Scented Geranium, Pelargonium speciesScented Geraniums are among the most pleasant herbs to grow. They come in an extraordinary variety of intense fragrances and diverse soft leaved patterns. These include the old-fashioned rose geraniums; lemon; lime and other fruity scents; the spicy scents of ginger, nutmeg and peppermint; as well as pungent oakleaf and eucalyptus fragrances.

The fragrance of scented geraniums vary from person to person, but seldom do they disappoint. Leaf forms may be lacy, fan shaped or divided like a pheasants foot, a crows foot, an oak leaf, a maple leaf, a ruffle, a grape leaf or a spreading umbrella. Textures may be velvety or sticky. In fact there are over 250 varieties. Of these 50 to 75 are commonly cultivated. Not surprisingly, the primary appeal of scented geraniums is in perfumery. Their essential oils add an uplifting note to soaps, lotions and colognes.

On their own, the spreading scented geraniums make wonderfully fragrant hanging container plants. The fruit scented types continue to grow through the winter. Large flowered varieties typically go dormant.Of scented geraniums, the old fashioned sweet rose, Pelargonium graveolens, is the all time favorite. These have woody stems, rounded, lobed, fragrant leaves and rose pink flowers. Leaves of rose geranium yield an essential oil similar to that of the rare and valuable attar of roses. In France, leaves are harvested on a large scale for distillation.
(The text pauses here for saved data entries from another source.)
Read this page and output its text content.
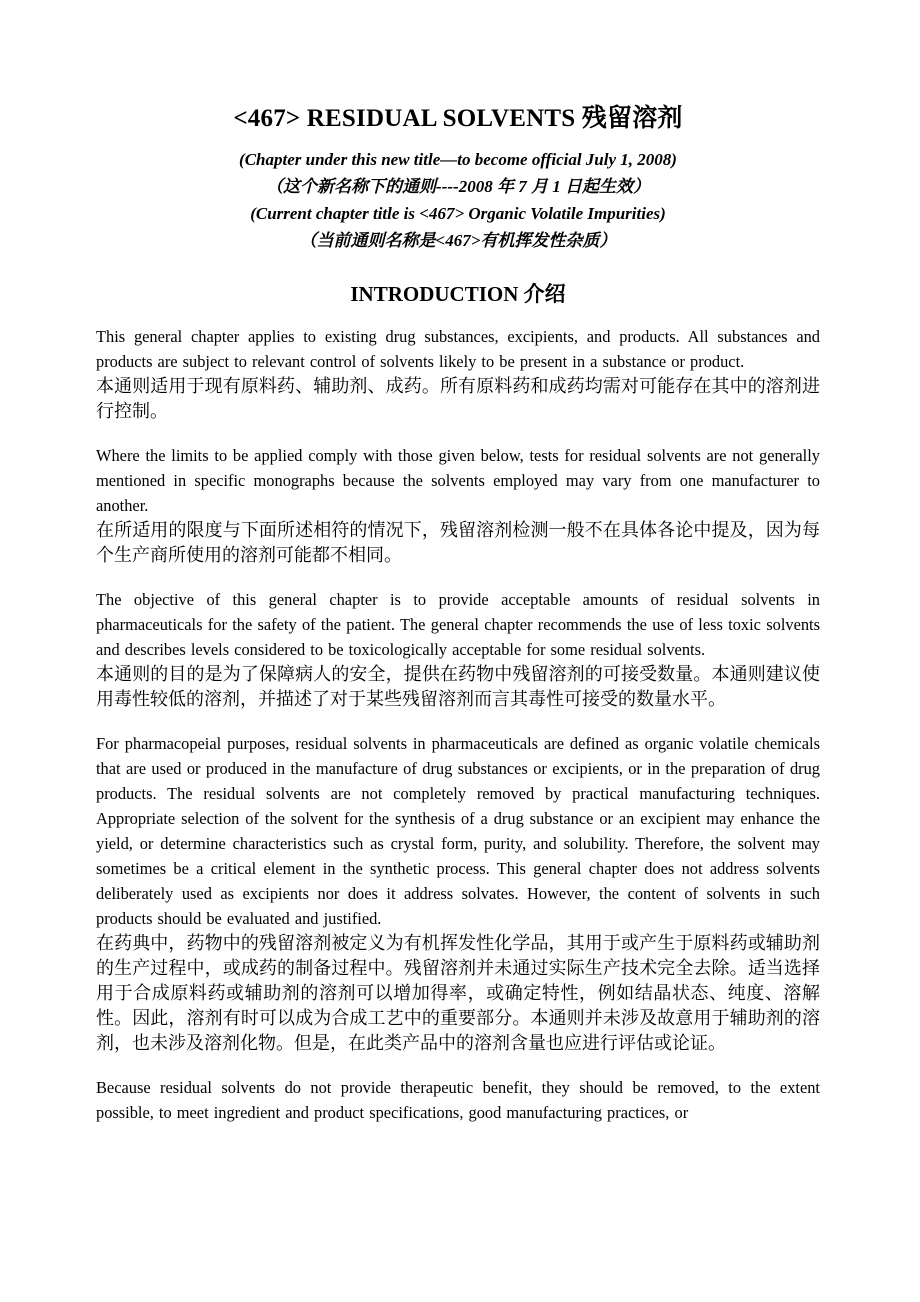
<467> RESIDUAL SOLVENTS 残留溶剂
(Chapter under this new title—to become official July 1, 2008)
（这个新名称下的通则----2008 年 7 月 1 日起生效）
(Current chapter title is <467> Organic Volatile Impurities)
（当前通则名称是<467>有机挥发性杂质）
INTRODUCTION 介绍
This general chapter applies to existing drug substances, excipients, and products. All substances and products are subject to relevant control of solvents likely to be present in a substance or product.
本通则适用于现有原料药、辅助剂、成药。所有原料药和成药均需对可能存在其中的溶剂进行控制。
Where the limits to be applied comply with those given below, tests for residual solvents are not generally mentioned in specific monographs because the solvents employed may vary from one manufacturer to another.
在所适用的限度与下面所述相符的情况下，残留溶剂检测一般不在具体各论中提及，因为每个生产商所使用的溶剂可能都不相同。
The objective of this general chapter is to provide acceptable amounts of residual solvents in pharmaceuticals for the safety of the patient. The general chapter recommends the use of less toxic solvents and describes levels considered to be toxicologically acceptable for some residual solvents.
本通则的目的是为了保障病人的安全，提供在药物中残留溶剂的可接受数量。本通则建议使用毒性较低的溶剂，并描述了对于某些残留溶剂而言其毒性可接受的数量水平。
For pharmacopeial purposes, residual solvents in pharmaceuticals are defined as organic volatile chemicals that are used or produced in the manufacture of drug substances or excipients, or in the preparation of drug products. The residual solvents are not completely removed by practical manufacturing techniques. Appropriate selection of the solvent for the synthesis of a drug substance or an excipient may enhance the yield, or determine characteristics such as crystal form, purity, and solubility. Therefore, the solvent may sometimes be a critical element in the synthetic process. This general chapter does not address solvents deliberately used as excipients nor does it address solvates. However, the content of solvents in such products should be evaluated and justified.
在药典中，药物中的残留溶剂被定义为有机挥发性化学品，其用于或产生于原料药或辅助剂的生产过程中，或成药的制备过程中。残留溶剂并未通过实际生产技术完全去除。适当选择用于合成原料药或辅助剂的溶剂可以增加得率，或确定特性，例如结晶状态、纯度、溶解性。因此，溶剂有时可以成为合成工艺中的重要部分。本通则并未涉及故意用于辅助剂的溶剂，也未涉及溶剂化物。但是，在此类产品中的溶剂含量也应进行评估或论证。
Because residual solvents do not provide therapeutic benefit, they should be removed, to the extent possible, to meet ingredient and product specifications, good manufacturing practices, or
One pound of leaves, when distilled, will yield one gram of oil. This is the essential oil used in soap, potpourri and perfume.

Some of our favorite varieties are:

P. crispum. A lemon-scented geranium.

P. crispum ‘Prince of Orange’A citrus scent

‘Prince Rupert’ Lemon scent

P. X fragrans ‘Nutmeg’ Nice & Spicy

P. graveolons. A gentle giant, great in tea and jellies. It has a whisper of rose.

P. graveolens. ‘Camphor Rose’ Leaves are velvety soft and camphorous rose to smell.

P. g. ‘Rober’s Lemon Rose’ Sweetest of the rose fragrances.

P.X limoneum. The lemon geranium is a must for lemon lovers.

P.X nervosum. The lime geranium packs a tropical punch.

P. tomentosum. Shrubby with large, velvety grapelike leaves scented with peppermint. Sure to please children.


Planting & Care.

Plant from containers in the Spring or Fall in mild region areas. Propagate by cuttings placed in ordinary garden soil. They will root over winter and be ready in the Spring. They must be protected in the winter. They make wonderful, long lived house plants.

Harvesting and Use.

Flowers are small and for most varieties are not very significant. The fragrant leaves are used in potpourris, and to favor cakes and puddings. Leaves of rose geranium provide the flavor of rose water to powdered sugar used in baking. Place one or two fresh young leaves in a food processor with sugar and process until finely minced. Use the sugar on fruits, in cookies, frostings, jellies, and teas.